Kelise Reddish

My research is focused on the process of myelination in the central nervous system, which is crucial for the efficient transmission of electrical signals. Specifically, I am investigating the impact of oligodendrocyte (OL) cell dysfunction in neurodegenerative conditions such as multiple sclerosis (MS), a condition where the protective myelin sheath deteriorates, leading to impaired neural communication. The formation of a glial scar around the deteriorated site, rich in chondroitin sulfate proteoglycans (CSPGs), presents a significant challenge to OL cells attempting to repair the myelin sheath. My work explores the role of specific chondroitin sulfate glycosaminoglycan (CS-GAG) disaccharide chains in this process. Through cellular and animal models, preliminary studies have identified that CS-E, a particular sulfation pattern of CS-GAG, hinders OL maturation and myelination.

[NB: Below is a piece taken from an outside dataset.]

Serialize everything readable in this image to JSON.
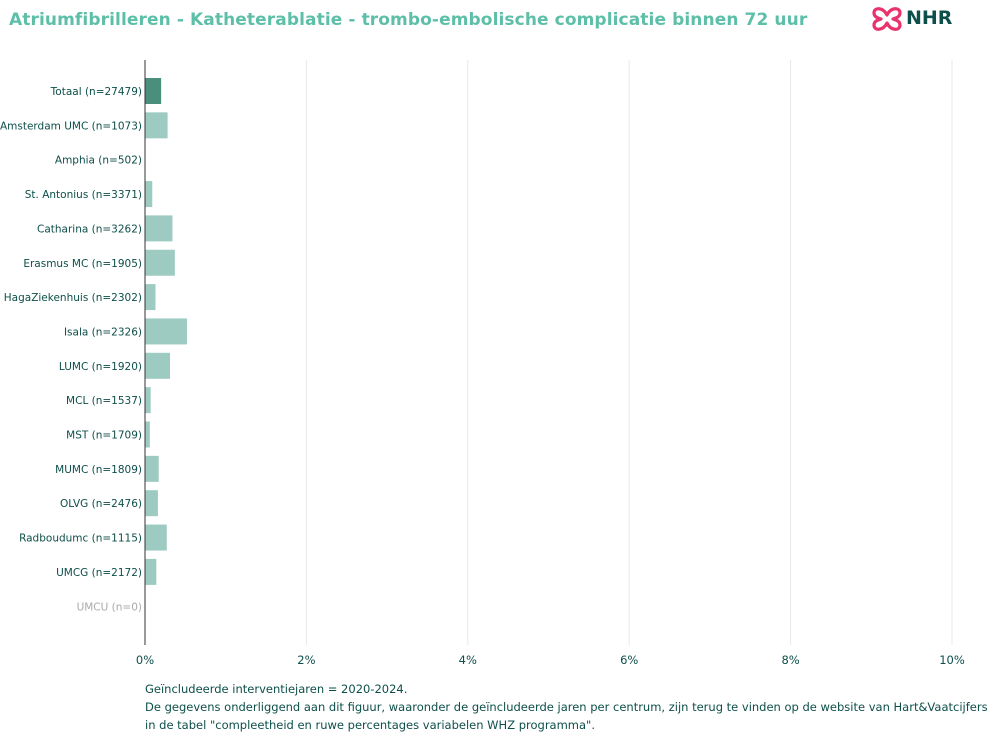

In vivo, using a genetic conditional knockout model in mice lacking the carbohydrate sulfotransferase 11 (Chst11) enzyme, it has been demonstrated that the absence of CS-A and CS-E enhances myelination following induced demyelination. These findings highlight the potential of targeting CS-E as a therapeutic approach for demyelinating diseases. In this study, I will examine the effects of chondroitin sulfate proteoglycans on the migration, proliferation, and differentiation of oligodendrocyte precursor cells (OPCs) with in vitro experiments using primary cortical cells from Sprague-Dawley rat pups cultured in the presence of chondroitin sulfates. I will also use in vivo demyelination studies using mouse strains that cannot produce CS-A and CS-E to provide a detailed understanding of the role of chondroitin sulfate in remyelination.